Brown rice contains less rice and has higher fiber than white rice, which makes it less sticky. This lack of stickiness will then lead to less stability when molding the sushi. Of course, you can always fix this by adding a bit of cornstarch when cooking your brown rice, but the results will not nearly be as good. What’s more, you could end up getting a stomach ache if you are not careful.

Related Questions

Can Sweet Rice Be Used for Sushi?

Sweet rice is basically sticky rice, which contains a whole lot more starch than what you would find in a normal rice variety. This then means that if you are looking for a way to use such a type of rice for your sushi, you will need to take special steps such as rinsing them more than once before cooking.

Can You Reheat Sushi Rice?

When you have already cooked sushi and chilled it for preservation, you must not reheat it under any circumstances. If you try to reheat sushi rice, you are not only going to turn it into mush, you are also risking the acceleration of the spoilage. So the answer here is no, you must not reheat the rice.

Red Rice and Sushi

If you have not spent that much time eating sushi rice, you might not know that there are varieties with different colors. They include red, purple, pink, and black. One of the most celebrated of these is the red variety and it is used as a celebratory food item in Japan, as well as other countries in Asia. It can be used in sushi, as well.

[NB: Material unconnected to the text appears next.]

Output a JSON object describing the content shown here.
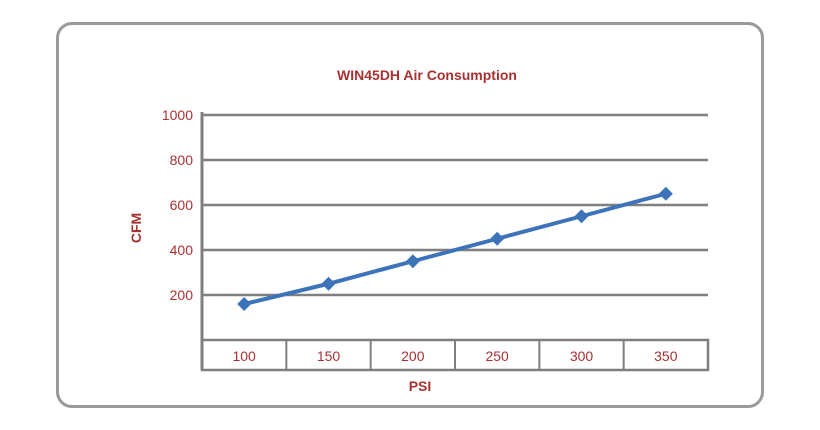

Now, you might have already figured out that this is not exactly the usual kind of rice used for the dish because it’s, well, red. You basically end up with a dish that looks like you painted it with food coloring, which has its place, but isn’t exactly what you would consider authentic. Then again, it can be great for events like Halloween to serve sushi that is naturally red in color.

It’s just too bad that it can’t really be used for more formal events. Sushi purists will definitely raise a fuss if you try to feed them something that they don’t consider authentic.

Sushi Rice Alternatives

Although sushi is actually a dish that is commonly composed of rice, along with other ingredients, you can actually use alternatives to help make it even healthier. Among the most preferable of them are cauliflower, ground corn, couscous, and oatmeal. You might have already noticed that these are not really the most appealing options, but they are still quite healthy.

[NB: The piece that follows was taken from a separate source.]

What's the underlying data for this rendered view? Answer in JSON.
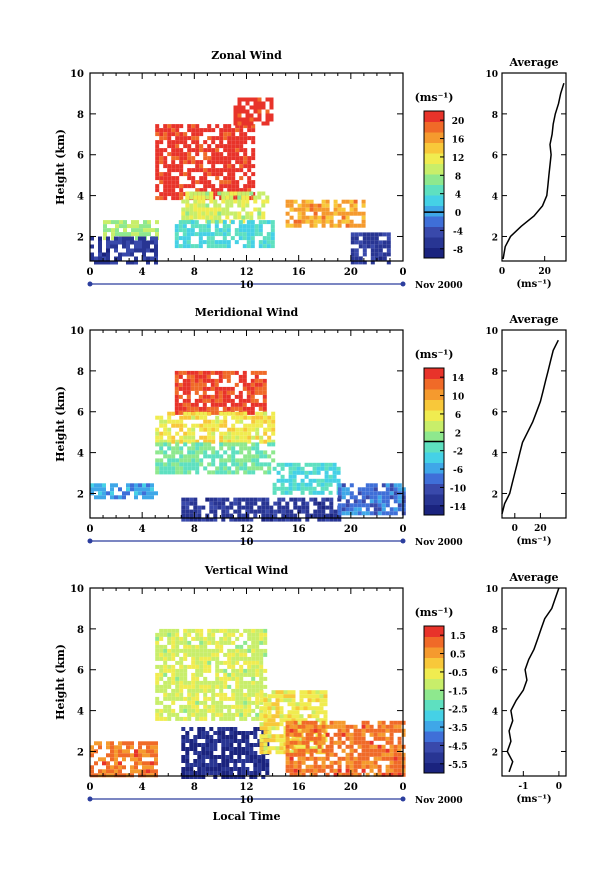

The important thing is that they can hold their shape and they won’t spill out of the rolls when you form them. You will also be able to slice those rolls so that you can eat them as you need to. However, you should remember that this is not exactly an ideal situation for sushi. You will not be getting the right texture and the smell can be rather unpleasant depending on what you use.

This is just something that you will need to accept, though. If you are going the healthy route, it is only to be expected that you will need to make concessions. You certainly will not find the results to be appealing because the most delicious types of sushi are those that have already been discovered by sushi chefs.

Anything other than what the masters have already created will need some tinkering. You will need to take some risks.